I. For what is meant by Zion?—Surely, here there can be no doubt. By Zion is meant God’s Church, whether the Church of the Patriarchs, the Church of the Wilderness, the Church of the Prophets, or later still, the Church of Christ. And when the Holy Spirit tells us that ‘the Lord loveth the gates of Zion more than all the dwellings of Jacob,’ I see here an allusion to the sad divisions which rend Christendom to-day. Fortunately, as has been often said, ‘Men are better than their systems,’ and doubtless many Dissenters will be saved and many Church people cast out when the great day of reckoning comes. But this does not justify either the corporate or the individual separation from God’s Zion (that is, His Church) which is the one great sin of schismatic bodies. This, however, by the way. Let us look at the gradual formation of the Catholic Church, and see whether she too has not, in even greater prominence than the Churches of old, her Holy Hills; nay, further, whether these Holy Hills be not the very foundations of that city of which its Founder hath said that being ‘set on a hill’ it cannot be hid.

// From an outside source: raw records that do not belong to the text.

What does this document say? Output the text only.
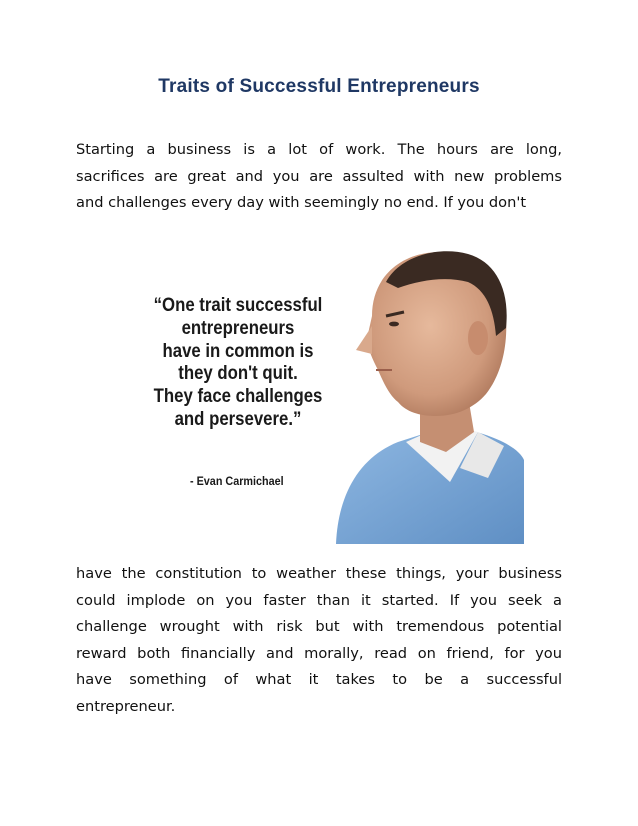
Traits of Successful Entrepreneurs
Starting a business is a lot of work. The hours are long,
sacrifices are great and you are assulted with new problems
and challenges every day with seemingly no end. If you don't
“One trait successful
entrepreneurs
have in common is
they don't quit.
They face challenges
and persevere.”
- Evan Carmichael
have the constitution to weather these things, your business
could implode on you faster than it started. If you seek a
challenge wrought with risk but with tremendous potential
reward both financially and morally, read on friend, for you
have something of what it takes to be a successful
entrepreneur.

II. You must have noticed that nearly all the chief acts of Christ’s life and work are connected with mountains or hills.—Nay, before that precious life was manifested unto men, at the very instant, as it were, of its first conception; scarcely had the Angel of God announced to Mary the wondrous message, and that message had been accepted in the words of bewildered compliance, ‘Behold the handmaid of the Lord, be it unto me according to Thy word’; scarcely had all this taken place when we read (St. Luke 1:39), ‘And Mary arose in those days, and went into the hill country with haste.’ Yes, truly, it was a ‘hill country’ to which Jesus came when He graciously vouchsafed to ‘tabernacle among men.’
—Rev. J. Harry Buchanan.
Illustration
‘The words that pious Jews spoke of Jerusalem may be addressed by us to the Church of the Lord Jesus, using that term as the Apostle Paul uses it, of all those who believe in Him, and hold Him as their Head.
The Church is founded on the mountains of God’s righteousness and power, raised above the mists that brood in the valleys, in close converse with heaven.
Glorious things of thee are spoken,
Zion, City of our God!
He whose word cannot be broken,
Chose thee for His own abode.
To that city all nations shall send their tributary streams.’